Hürriyet yazarı Fulya Soybaş, bugünkü yazısında konuya ilişkin Eğitim-Sen Genel Başkanı Kemal Irmakk ve Türk Eğitim-Sen Genel Sekreteri Haydar Urfalı'nın görüşlerini aktardı.
“Eğer devlet olarak eğitimciye sahip çıkmaz, değer veren bir yaklaşım sergilemez, öğretmenleri okul bekçisi konumuna indirgerseniz, kolay hedef haline de getirmiş olursunuz” diyen Irmak, şunları kaydetti:
“İkinci olarak, okul güvenliği konusunda çok geriyiz. Okul kapılarına metal dedektör ve bir güvenlik görevlisi konulmalıdır. Yetmez! Okullar- duvarları elbette cezaevleri gibi yükseltilsin demiyoruz- ancak herkesin kolaylıkla girebileceği bir konumdan da acilen kurtarılmalı. Geçtiğimiz günlerde bir kongre için Fransa’ya gittiğimizde okul ziyaretleri yaptık, ki gittiğimiz okullara girebilmek için, tam 15 dakika bekledik ve bir güvenlik aramasından geçtik. Çünkü dünya artık eski dünya değildir. Sadece eğitimciler değil dışarıdan gelebilecek riskler karşısında çocuklarımızın da güvenli olabilmesi için güvenlik tedbirleri alınması zorunludur. Şu an sadece birkaç okulda, okul-aile birliği bütçesinden karşılanarak alınan ve kullanılan metal dedektörler var. Oysa 2014’teki 19. Milli Eğitim Şurası’nda bu tedbirler zaten konuşulmuştu ancak ödeneksizlikten hayata geçirilemedi. Eğitim emekçileri büyük bir tedirginlik içinde. Ayrıca, öğretmenlerimizin öğrencileri üzerinde, ‘şikâyet edileceğim’ korkusu ile artık bir yaptırımı da kalmamıştır. Bunlar değiştirilmeden mutlak okul güvenliğinden söz edilemez.”
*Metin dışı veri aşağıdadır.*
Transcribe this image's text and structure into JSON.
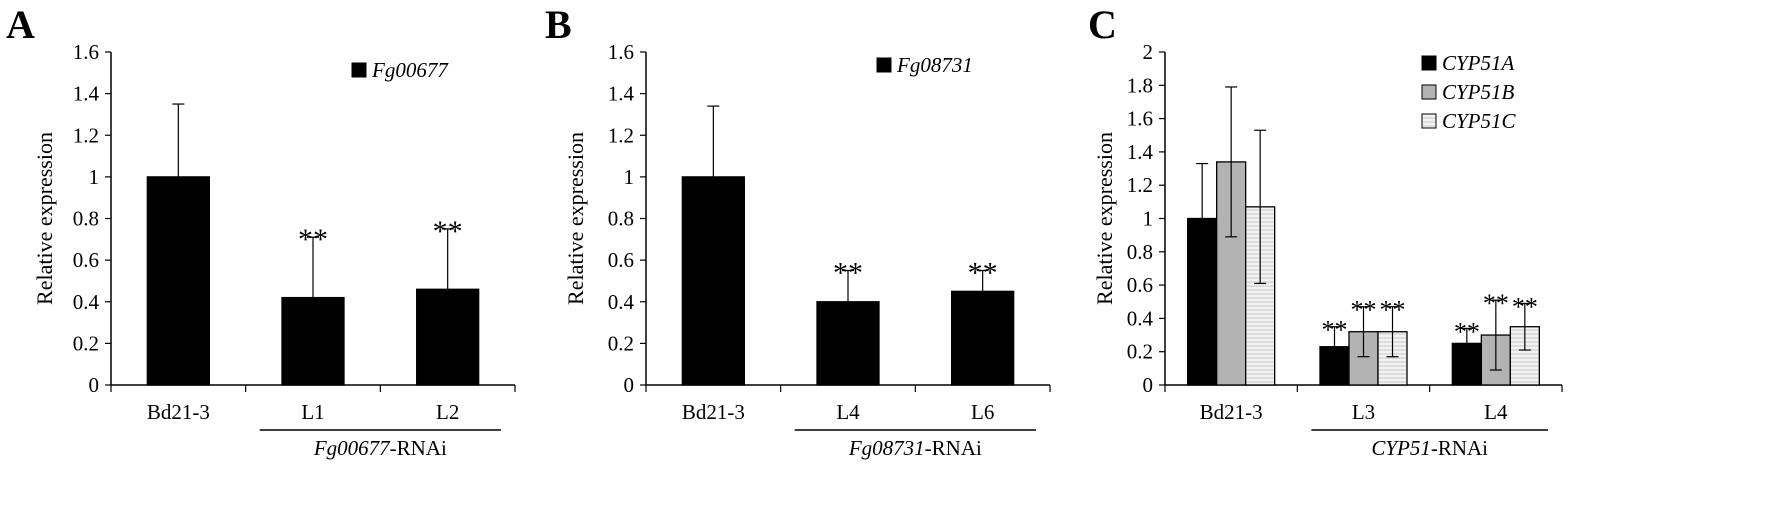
{
  "chart_data": [
    {
      "type": "bar",
      "panel_label": "A",
      "ylabel": "Relative expression",
      "ylim": [
        0,
        1.6
      ],
      "yticks": [
        "0",
        "0.2",
        "0.4",
        "0.6",
        "0.8",
        "1",
        "1.2",
        "1.4",
        "1.6"
      ],
      "categories": [
        "Bd21-3",
        "L1",
        "L2"
      ],
      "series": [
        {
          "name": "Fg00677",
          "values": [
            1.0,
            0.42,
            0.46
          ],
          "errors": [
            0.35,
            0.29,
            0.29
          ],
          "color": "#000000"
        }
      ],
      "significance": [
        "",
        "**",
        "**"
      ],
      "group": {
        "italic": "Fg00677",
        "suffix": "-RNAi",
        "from": 1,
        "to": 2
      },
      "legend": {
        "position": "top-right"
      }
    },
    {
      "type": "bar",
      "panel_label": "B",
      "ylabel": "Relative expression",
      "ylim": [
        0,
        1.6
      ],
      "yticks": [
        "0",
        "0.2",
        "0.4",
        "0.6",
        "0.8",
        "1",
        "1.2",
        "1.4",
        "1.6"
      ],
      "categories": [
        "Bd21-3",
        "L4",
        "L6"
      ],
      "series": [
        {
          "name": "Fg08731",
          "values": [
            1.0,
            0.4,
            0.45
          ],
          "errors": [
            0.34,
            0.15,
            0.1
          ],
          "color": "#000000"
        }
      ],
      "significance": [
        "",
        "**",
        "**"
      ],
      "group": {
        "italic": "Fg08731",
        "suffix": "-RNAi",
        "from": 1,
        "to": 2
      },
      "legend": {
        "position": "top-right"
      }
    },
    {
      "type": "bar",
      "panel_label": "C",
      "ylabel": "Relative expression",
      "ylim": [
        0,
        2
      ],
      "yticks": [
        "0",
        "0.2",
        "0.4",
        "0.6",
        "0.8",
        "1",
        "1.2",
        "1.4",
        "1.6",
        "1.8",
        "2"
      ],
      "categories": [
        "Bd21-3",
        "L3",
        "L4"
      ],
      "series": [
        {
          "name": "CYP51A",
          "values": [
            1.0,
            0.23,
            0.25
          ],
          "errors": [
            0.33,
            0.12,
            0.09
          ],
          "color": "#000000"
        },
        {
          "name": "CYP51B",
          "values": [
            1.34,
            0.32,
            0.3
          ],
          "errors": [
            0.45,
            0.15,
            0.21
          ],
          "color": "#b3b3b3"
        },
        {
          "name": "CYP51C",
          "values": [
            1.07,
            0.32,
            0.35
          ],
          "errors": [
            0.46,
            0.15,
            0.14
          ],
          "color": "#eeeeee"
        }
      ],
      "significance": [
        [
          "",
          "",
          ""
        ],
        [
          "**",
          "**",
          "**"
        ],
        [
          "**",
          "**",
          "**"
        ]
      ],
      "group": {
        "italic": "CYP51",
        "suffix": "-RNAi",
        "from": 1,
        "to": 2
      },
      "legend": {
        "position": "top-right"
      }
    }
  ]
}
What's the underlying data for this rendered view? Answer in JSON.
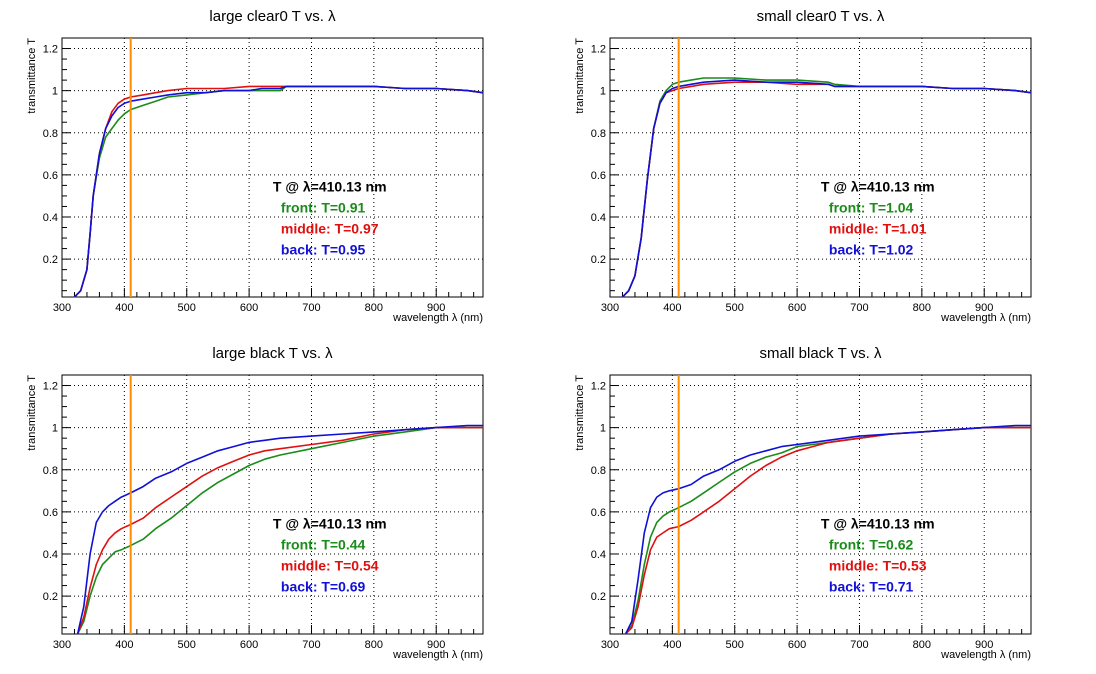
{
  "colors": {
    "front": "#1a8c1a",
    "middle": "#e01010",
    "back": "#1010d8",
    "marker": "#ff8c00",
    "grid": "#000000",
    "annotation_header": "#000000"
  },
  "chart_data": [
    {
      "type": "line",
      "title": "large clear0 T vs. λ",
      "xlabel": "wavelength λ (nm)",
      "ylabel": "transmittance T",
      "xlim": [
        300,
        975
      ],
      "ylim": [
        0.02,
        1.25
      ],
      "xticks": [
        300,
        400,
        500,
        600,
        700,
        800,
        900
      ],
      "yticks": [
        0.2,
        0.4,
        0.6,
        0.8,
        1,
        1.2
      ],
      "grid": true,
      "marker_line_x": 410.13,
      "annotation": {
        "header": "T @ λ=410.13 nm",
        "front": "front: T=0.91",
        "middle": "middle: T=0.97",
        "back": "back: T=0.95"
      },
      "series": [
        {
          "key": "front",
          "x": [
            320,
            330,
            340,
            345,
            350,
            360,
            370,
            380,
            390,
            400,
            410,
            430,
            450,
            470,
            500,
            530,
            560,
            600,
            620,
            650,
            660,
            700,
            750,
            800,
            850,
            900,
            950,
            975
          ],
          "y": [
            0.02,
            0.05,
            0.15,
            0.32,
            0.5,
            0.68,
            0.78,
            0.82,
            0.86,
            0.89,
            0.91,
            0.93,
            0.95,
            0.97,
            0.98,
            0.99,
            1.0,
            1.0,
            1.0,
            1.0,
            1.02,
            1.02,
            1.02,
            1.02,
            1.01,
            1.01,
            1.0,
            0.99
          ]
        },
        {
          "key": "middle",
          "x": [
            320,
            330,
            340,
            345,
            350,
            360,
            370,
            380,
            390,
            400,
            410,
            430,
            450,
            470,
            500,
            530,
            560,
            600,
            620,
            650,
            660,
            700,
            750,
            800,
            850,
            900,
            950,
            975
          ],
          "y": [
            0.02,
            0.05,
            0.15,
            0.32,
            0.5,
            0.7,
            0.82,
            0.9,
            0.94,
            0.96,
            0.97,
            0.98,
            0.99,
            1.0,
            1.01,
            1.01,
            1.01,
            1.02,
            1.02,
            1.02,
            1.02,
            1.02,
            1.02,
            1.02,
            1.01,
            1.01,
            1.0,
            0.99
          ]
        },
        {
          "key": "back",
          "x": [
            320,
            330,
            340,
            345,
            350,
            360,
            370,
            380,
            390,
            400,
            410,
            430,
            450,
            470,
            500,
            530,
            560,
            600,
            620,
            650,
            660,
            700,
            750,
            800,
            850,
            900,
            950,
            975
          ],
          "y": [
            0.02,
            0.05,
            0.15,
            0.32,
            0.5,
            0.7,
            0.82,
            0.88,
            0.92,
            0.94,
            0.95,
            0.96,
            0.97,
            0.98,
            0.99,
            0.99,
            1.0,
            1.0,
            1.01,
            1.01,
            1.02,
            1.02,
            1.02,
            1.02,
            1.01,
            1.01,
            1.0,
            0.99
          ]
        }
      ]
    },
    {
      "type": "line",
      "title": "small clear0 T vs. λ",
      "xlabel": "wavelength λ (nm)",
      "ylabel": "transmittance T",
      "xlim": [
        300,
        975
      ],
      "ylim": [
        0.02,
        1.25
      ],
      "xticks": [
        300,
        400,
        500,
        600,
        700,
        800,
        900
      ],
      "yticks": [
        0.2,
        0.4,
        0.6,
        0.8,
        1,
        1.2
      ],
      "grid": true,
      "marker_line_x": 410.13,
      "annotation": {
        "header": "T @ λ=410.13 nm",
        "front": "front: T=1.04",
        "middle": "middle: T=1.01",
        "back": "back: T=1.02"
      },
      "series": [
        {
          "key": "front",
          "x": [
            320,
            330,
            340,
            350,
            360,
            370,
            380,
            390,
            400,
            410,
            430,
            450,
            500,
            550,
            600,
            650,
            660,
            700,
            750,
            800,
            850,
            900,
            950,
            975
          ],
          "y": [
            0.02,
            0.05,
            0.12,
            0.3,
            0.58,
            0.82,
            0.95,
            1.0,
            1.03,
            1.04,
            1.05,
            1.06,
            1.06,
            1.05,
            1.05,
            1.04,
            1.03,
            1.02,
            1.02,
            1.02,
            1.01,
            1.01,
            1.0,
            0.99
          ]
        },
        {
          "key": "middle",
          "x": [
            320,
            330,
            340,
            350,
            360,
            370,
            380,
            390,
            400,
            410,
            430,
            450,
            500,
            550,
            600,
            650,
            660,
            700,
            750,
            800,
            850,
            900,
            950,
            975
          ],
          "y": [
            0.02,
            0.05,
            0.12,
            0.3,
            0.58,
            0.82,
            0.94,
            0.99,
            1.0,
            1.01,
            1.02,
            1.03,
            1.04,
            1.04,
            1.03,
            1.03,
            1.02,
            1.02,
            1.02,
            1.02,
            1.01,
            1.01,
            1.0,
            0.99
          ]
        },
        {
          "key": "back",
          "x": [
            320,
            330,
            340,
            350,
            360,
            370,
            380,
            390,
            400,
            410,
            430,
            450,
            500,
            550,
            600,
            650,
            660,
            700,
            750,
            800,
            850,
            900,
            950,
            975
          ],
          "y": [
            0.02,
            0.05,
            0.12,
            0.3,
            0.58,
            0.82,
            0.94,
            0.99,
            1.01,
            1.02,
            1.03,
            1.04,
            1.05,
            1.04,
            1.04,
            1.03,
            1.02,
            1.02,
            1.02,
            1.02,
            1.01,
            1.01,
            1.0,
            0.99
          ]
        }
      ]
    },
    {
      "type": "line",
      "title": "large black T vs. λ",
      "xlabel": "wavelength λ (nm)",
      "ylabel": "transmittance T",
      "xlim": [
        300,
        975
      ],
      "ylim": [
        0.02,
        1.25
      ],
      "xticks": [
        300,
        400,
        500,
        600,
        700,
        800,
        900
      ],
      "yticks": [
        0.2,
        0.4,
        0.6,
        0.8,
        1,
        1.2
      ],
      "grid": true,
      "marker_line_x": 410.13,
      "annotation": {
        "header": "T @ λ=410.13 nm",
        "front": "front: T=0.44",
        "middle": "middle: T=0.54",
        "back": "back: T=0.69"
      },
      "series": [
        {
          "key": "front",
          "x": [
            325,
            335,
            345,
            355,
            365,
            375,
            385,
            395,
            410,
            430,
            450,
            475,
            500,
            525,
            550,
            575,
            600,
            625,
            650,
            700,
            750,
            800,
            850,
            900,
            950,
            975
          ],
          "y": [
            0.02,
            0.08,
            0.2,
            0.29,
            0.35,
            0.38,
            0.41,
            0.42,
            0.44,
            0.47,
            0.52,
            0.57,
            0.63,
            0.69,
            0.74,
            0.78,
            0.82,
            0.85,
            0.87,
            0.9,
            0.93,
            0.96,
            0.98,
            1.0,
            1.0,
            1.0
          ]
        },
        {
          "key": "middle",
          "x": [
            325,
            335,
            345,
            355,
            365,
            375,
            385,
            395,
            410,
            430,
            450,
            475,
            500,
            525,
            550,
            575,
            600,
            625,
            650,
            700,
            750,
            800,
            850,
            900,
            950,
            975
          ],
          "y": [
            0.02,
            0.1,
            0.24,
            0.35,
            0.42,
            0.47,
            0.5,
            0.52,
            0.54,
            0.57,
            0.62,
            0.67,
            0.72,
            0.77,
            0.81,
            0.84,
            0.87,
            0.89,
            0.9,
            0.92,
            0.94,
            0.97,
            0.99,
            1.0,
            1.0,
            1.0
          ]
        },
        {
          "key": "back",
          "x": [
            325,
            335,
            345,
            355,
            365,
            375,
            385,
            395,
            410,
            430,
            450,
            475,
            500,
            525,
            550,
            575,
            600,
            625,
            650,
            700,
            750,
            800,
            850,
            900,
            950,
            975
          ],
          "y": [
            0.02,
            0.15,
            0.4,
            0.55,
            0.6,
            0.63,
            0.65,
            0.67,
            0.69,
            0.72,
            0.76,
            0.79,
            0.83,
            0.86,
            0.89,
            0.91,
            0.93,
            0.94,
            0.95,
            0.96,
            0.97,
            0.98,
            0.99,
            1.0,
            1.01,
            1.01
          ]
        }
      ]
    },
    {
      "type": "line",
      "title": "small black T vs. λ",
      "xlabel": "wavelength λ (nm)",
      "ylabel": "transmittance T",
      "xlim": [
        300,
        975
      ],
      "ylim": [
        0.02,
        1.25
      ],
      "xticks": [
        300,
        400,
        500,
        600,
        700,
        800,
        900
      ],
      "yticks": [
        0.2,
        0.4,
        0.6,
        0.8,
        1,
        1.2
      ],
      "grid": true,
      "marker_line_x": 410.13,
      "annotation": {
        "header": "T @ λ=410.13 nm",
        "front": "front: T=0.62",
        "middle": "middle: T=0.53",
        "back": "back: T=0.71"
      },
      "series": [
        {
          "key": "front",
          "x": [
            325,
            335,
            345,
            355,
            365,
            375,
            385,
            395,
            410,
            430,
            450,
            475,
            500,
            525,
            550,
            575,
            600,
            625,
            650,
            700,
            750,
            800,
            850,
            900,
            950,
            975
          ],
          "y": [
            0.02,
            0.06,
            0.18,
            0.35,
            0.48,
            0.55,
            0.58,
            0.6,
            0.62,
            0.65,
            0.69,
            0.74,
            0.79,
            0.83,
            0.86,
            0.88,
            0.91,
            0.92,
            0.93,
            0.95,
            0.97,
            0.98,
            0.99,
            1.0,
            1.0,
            1.0
          ]
        },
        {
          "key": "middle",
          "x": [
            325,
            335,
            345,
            355,
            365,
            375,
            385,
            395,
            410,
            430,
            450,
            475,
            500,
            525,
            550,
            575,
            600,
            625,
            650,
            700,
            750,
            800,
            850,
            900,
            950,
            975
          ],
          "y": [
            0.02,
            0.05,
            0.15,
            0.3,
            0.42,
            0.48,
            0.5,
            0.52,
            0.53,
            0.56,
            0.6,
            0.65,
            0.71,
            0.77,
            0.82,
            0.86,
            0.89,
            0.91,
            0.93,
            0.95,
            0.97,
            0.98,
            0.99,
            1.0,
            1.0,
            1.0
          ]
        },
        {
          "key": "back",
          "x": [
            325,
            335,
            345,
            355,
            365,
            375,
            385,
            395,
            410,
            430,
            450,
            475,
            500,
            525,
            550,
            575,
            600,
            625,
            650,
            700,
            750,
            800,
            850,
            900,
            950,
            975
          ],
          "y": [
            0.02,
            0.08,
            0.28,
            0.5,
            0.62,
            0.67,
            0.69,
            0.7,
            0.71,
            0.73,
            0.77,
            0.8,
            0.84,
            0.87,
            0.89,
            0.91,
            0.92,
            0.93,
            0.94,
            0.96,
            0.97,
            0.98,
            0.99,
            1.0,
            1.01,
            1.01
          ]
        }
      ]
    }
  ]
}
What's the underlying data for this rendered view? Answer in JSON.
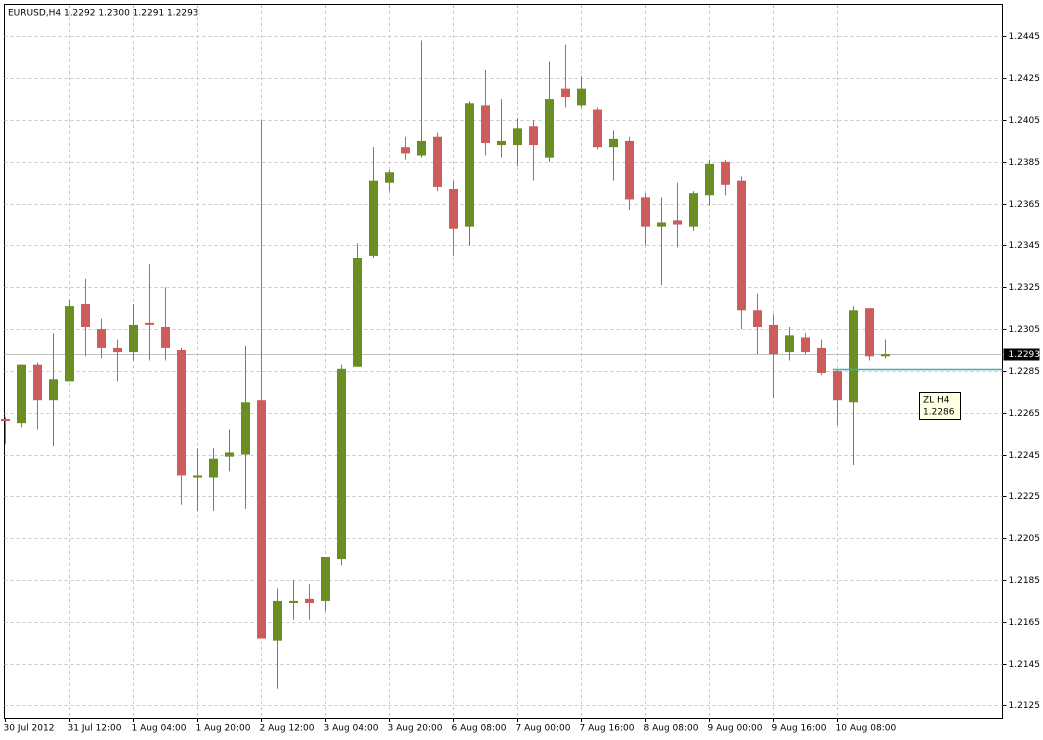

Türk Eğitim-Sen Genel Sekreteri Haydar Urfalı da 19. Milli Eğitim Şurası’nı hatırlatarak, “O zaman okul kapılarına güvenlikçi ve metal dedektör konulması konusu çok tartışıldı ve bu, bildiri şeklinde de yayınlandı ama uygulamaya geçirilmedi” dedi. Urfalı, şöyle devam etti:
“Günün sonunda nöbetçi öğretmenler ile güvenlik sağlanmaya çalışılıyor ama öğretmenin asıl görevi güvenlikçilik değil ki... Öğretmenin girenin, çıkanın ve hatta onların ne taşıdığının kontrolüne yetkisi olmadığı için bu işin profesyonel bir el tarafından yapılması şart. Okullara bir dönem İŞKUR aracılığı ile güvenlik görevlisi tahsisi yapıldı ama devamı gelmedi. Ekonomik gücü iyi okulların bazıları bir ya da iki güvenlik görevlisi çalıştırabiliyor ancak onlar da okul ile bahçe kapısı arasındaki denetimi sadece göz ile sağlıyorlar. Dedektör, X-Ray cihazı gibi aletler olmadan tam teşekküllü bir kontrol olmuyor. Bir dönem Milli Eğitim ve İç İşleri Bakanlığı protokolü ile ‘Okul Polisi’ uygulaması yapıldı. Polisler okul dışı ve çevresi ile görevliydi. Okul içinde bir şiddet vakası olursa müdürün daveti ile içeri de girebiliyorlardı ama burada da sıkıntı istihdamın kısıtlı olmasından dolayı polisin her zaman okul çevresinde olamamasıydı. Dolayısıyla endişeliyiz ve okul güvenliği konusunda acil çözüm bekliyoruz.”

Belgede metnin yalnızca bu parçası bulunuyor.